42      Partant, il convient de constater que la mesure en cause va à l’encontre du principe de la libre fixation des prix de vente sur la base du libre jeu de la concurrence, qui, ainsi qu’il ressort du point 36 du présent arrêt, est une composante du règlement no 1308/2013, et est ainsi susceptible de porter atteinte à ce règlement.

43      En l’occurrence, la Hongrie fait valoir que ladite mesure est justifiée par la lutte contre les pratiques commerciales déloyales, en empêchant que les détaillants, en fixant leur marge bénéficiaire de manière discrétionnaire, privilégient certains produits et, de ce fait, s’insèrent dans le jeu de la concurrence entre les producteurs. Cet État membre estime que ce comportement est réputé constituer une pratique commerciale déloyale portant atteinte aux intérêts des producteurs de produits agricoles et alimentaires, qui doivent être en mesure d’offrir leurs produits dans des conditions de concurrence loyale, ce qui implique que celle-ci ne soit pas faussée par les détaillants.

44      Or, la Hongrie n’a pas établi que la circonstance, licite au regard du droit de l’Union, qu’un détaillant applique des marges bénéficiaires différentes à des produits identiques, provenant de fournisseurs différents, établis dans des États membres différents, est constitutive d’une pratique commerciale déloyale.

45      En effet, le choix, pour un détaillant, de faire varier la marge bénéficiaire appliquée à des produits agricoles et alimentaires identiques peut obéir à différents motifs commerciaux, comme ceux consistant à promouvoir des produits nouveaux quant à leur provenance, ou à attirer de nouveaux clients par des prix de détail plus faibles.

46      Dès lors, la justification de la mesure en cause, avancée par la Hongrie, ne saurait être retenue.

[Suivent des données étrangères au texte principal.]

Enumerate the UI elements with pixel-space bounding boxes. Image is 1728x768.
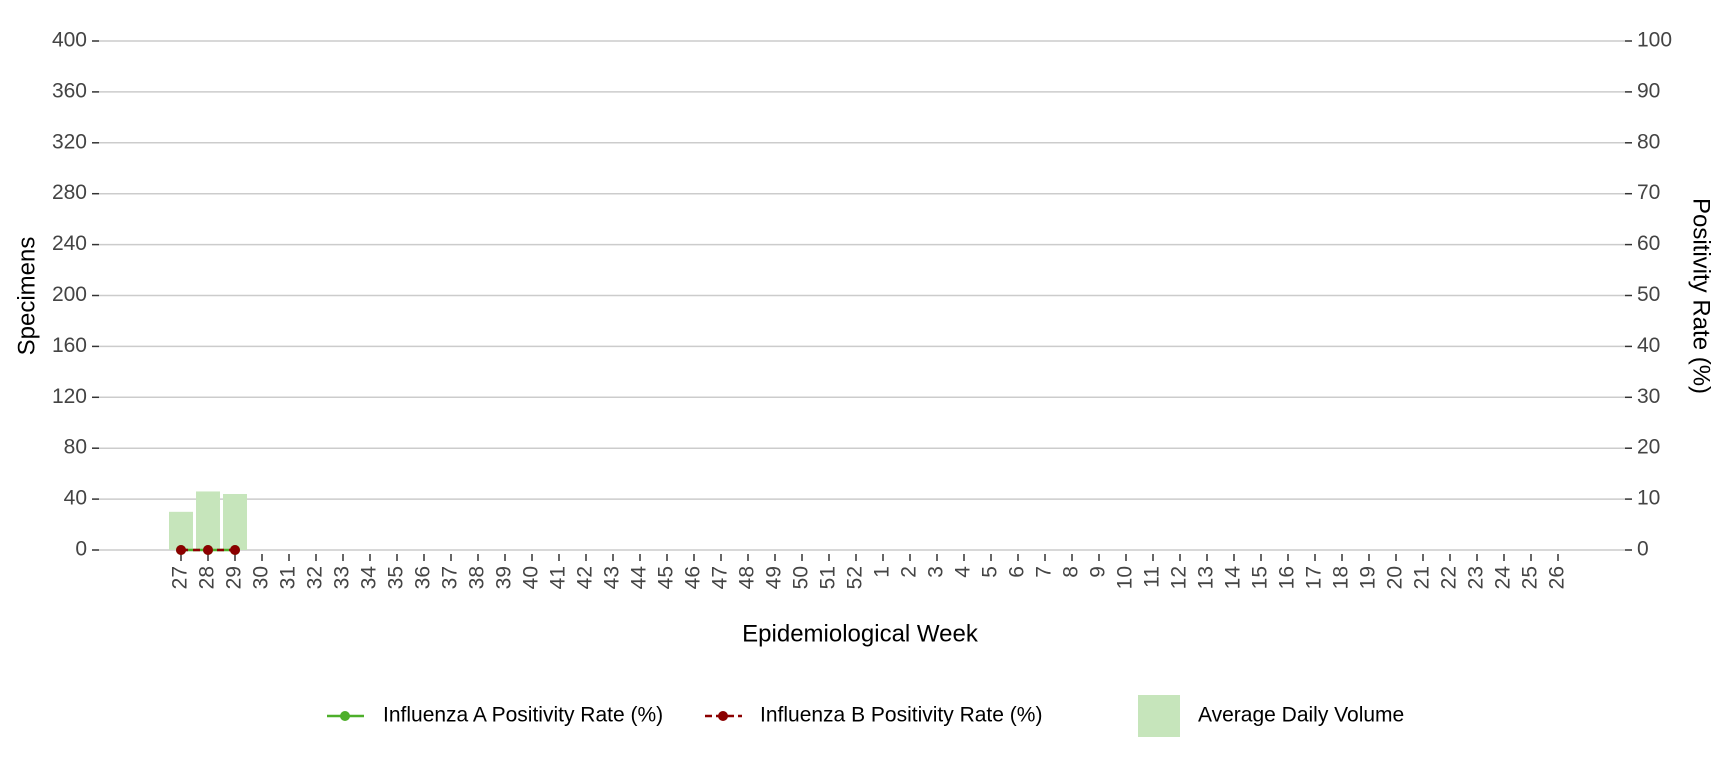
x-tick-label: 52: [844, 566, 867, 589]
bar: [169, 511, 193, 550]
x-tick-label: 14: [1222, 566, 1245, 590]
x-tick-label: 44: [628, 566, 651, 590]
x-tick-label: 8: [1060, 566, 1083, 578]
y2-tick-label: 90: [1637, 79, 1660, 102]
x-tick-label: 41: [547, 566, 570, 589]
y2-tick-label: 0: [1637, 538, 1649, 561]
y2-tick-label: 70: [1637, 181, 1660, 204]
x-tick-label: 48: [736, 566, 759, 589]
point: [176, 545, 186, 555]
x-tick-label: 19: [1357, 566, 1380, 589]
x-tick-label: 1: [871, 566, 894, 578]
x-tick-label: 25: [1519, 566, 1542, 589]
y2-axis-title: Positivity Rate (%): [1688, 198, 1715, 394]
legend-swatch: [340, 711, 350, 721]
bar: [223, 494, 247, 550]
x-tick-label: 37: [439, 566, 462, 589]
x-tick-label: 3: [925, 566, 948, 578]
x-tick-label: 27: [169, 566, 192, 589]
x-tick-label: 24: [1492, 566, 1515, 590]
x-tick-label: 21: [1411, 566, 1434, 589]
legend-label: Influenza B Positivity Rate (%): [760, 704, 1042, 727]
x-tick-label: 7: [1033, 566, 1056, 578]
x-tick-label: 9: [1087, 566, 1110, 578]
x-tick-label: 34: [358, 566, 381, 590]
y2-tick-label: 80: [1637, 130, 1660, 153]
point: [230, 545, 240, 555]
y-tick-label: 280: [52, 181, 87, 204]
x-tick-label: 36: [412, 566, 435, 589]
y-tick-label: 360: [52, 79, 87, 102]
legend-label: Influenza A Positivity Rate (%): [383, 704, 663, 727]
x-tick-label: 28: [196, 566, 219, 589]
x-tick-label: 26: [1546, 566, 1569, 589]
y2-tick-label: 30: [1637, 385, 1660, 408]
y-tick-label: 80: [64, 436, 87, 459]
x-tick-label: 15: [1249, 566, 1272, 589]
y2-tick-label: 20: [1637, 436, 1660, 459]
y-tick-label: 200: [52, 283, 87, 306]
y2-tick-label: 60: [1637, 232, 1660, 255]
x-tick-label: 39: [493, 566, 516, 589]
x-tick-label: 32: [304, 566, 327, 589]
x-tick-label: 23: [1465, 566, 1488, 589]
y-tick-label: 120: [52, 385, 87, 408]
x-tick-label: 30: [250, 566, 273, 589]
y2-tick-label: 40: [1637, 334, 1660, 357]
x-tick-label: 43: [601, 566, 624, 589]
y-axis-title: Specimens: [13, 237, 40, 356]
y-tick-label: 160: [52, 334, 87, 357]
x-tick-label: 4: [952, 566, 975, 578]
x-tick-label: 10: [1114, 566, 1137, 589]
y-tick-label: 240: [52, 232, 87, 255]
x-tick-label: 6: [1006, 566, 1029, 578]
x-tick-label: 45: [655, 566, 678, 589]
x-tick-label: 13: [1195, 566, 1218, 589]
x-tick-label: 35: [385, 566, 408, 589]
x-tick-label: 38: [466, 566, 489, 589]
x-tick-label: 11: [1141, 566, 1164, 588]
x-tick-label: 47: [709, 566, 732, 589]
x-tick-label: 12: [1168, 566, 1191, 589]
x-tick-label: 42: [574, 566, 597, 589]
x-tick-label: 51: [817, 566, 840, 589]
legend-swatch: [1138, 695, 1180, 737]
x-axis-title: Epidemiological Week: [742, 620, 979, 647]
point: [203, 545, 213, 555]
y2-tick-label: 50: [1637, 283, 1660, 306]
y2-tick-label: 10: [1637, 487, 1660, 510]
x-tick-label: 2: [898, 566, 921, 578]
x-tick-label: 20: [1384, 566, 1407, 589]
y-tick-label: 0: [75, 538, 87, 561]
x-tick-label: 17: [1303, 566, 1326, 589]
bar: [196, 491, 220, 550]
x-tick-label: 29: [223, 566, 246, 589]
y-tick-label: 400: [52, 29, 87, 52]
y-tick-label: 320: [52, 130, 87, 153]
y2-tick-label: 100: [1637, 29, 1672, 52]
x-tick-label: 33: [331, 566, 354, 589]
legend-label: Average Daily Volume: [1198, 704, 1404, 727]
x-tick-label: 22: [1438, 566, 1461, 589]
x-tick-label: 18: [1330, 566, 1353, 589]
x-tick-label: 16: [1276, 566, 1299, 589]
x-tick-label: 50: [790, 566, 813, 589]
legend-swatch: [718, 711, 728, 721]
x-tick-label: 31: [277, 566, 300, 589]
x-tick-label: 40: [520, 566, 543, 589]
x-tick-label: 5: [979, 566, 1002, 578]
x-tick-label: 49: [763, 566, 786, 589]
x-tick-label: 46: [682, 566, 705, 589]
y-tick-label: 40: [64, 487, 87, 510]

47      Tout d’abord, s’agissant de l’examen de proportionnalité de la mesure en cause, celui-ci doit se faire en tenant compte, particulièrement, des objectifs de la politique agricole commune ainsi que du bon fonctionnement de l’OCM, ce qui impose une mise en balance de ces objectifs et de celui qui est poursuivi par ladite mesure, qui est de lutter contre les pratiques commerciales déloyales (voir, en ce sens, arrêt du 13 novembre 2019, Lietuvos Respublikos Seimo narių grupė, C‑2/18, EU:C:2019:962, point 57 et jurisprudence citée).

48      Ensuite, en ce qui concerne la question de savoir si la mesure en cause est propre à garantir la réalisation de l’objectif qu’elle poursuit, il convient de relever que, conformément à une jurisprudence constante de la Cour, une législation nationale n’est propre à garantir la réalisation de l’objectif recherché que si elle répond véritablement au souci d’atteindre celui-ci d’une manière cohérente et systématique (voir, en ce sens, arrêt du 4 juillet 2019, Commission/Allemagne, C‑377/17, EU:C:2019:562, point 89 et jurisprudence citée).

49      En l’occurrence, il y a lieu de constater, comme la Commission l’a relevé à juste titre, que cette mesure, qui intervient dans la phase ultime de la chaîne d’approvisionnement de produits agricoles et alimentaires, à savoir la vente aux consommateurs, ne renforce pas le pouvoir de négociation des producteurs ou des fournisseurs, que le législateur hongrois considère comme étant les parties les plus faibles lors de la vente de leurs produits aux détaillants.

50      Ainsi, ladite mesure n’interdit pas aux producteurs de produits agricoles et alimentaires de se livrer à une concurrence par les prix en employant des pratiques autres que celle interdite par la mesure en cause, susceptibles de constituer des pratiques commerciales déloyales, telles que, notamment, la fixation du prix de vente de ces produits au détaillant à leur prix de revient ou à leur coût marginal de production, indépendamment de l’efficacité des méthodes de production, dont la promotion était pourtant recherchée par le législateur hongrois.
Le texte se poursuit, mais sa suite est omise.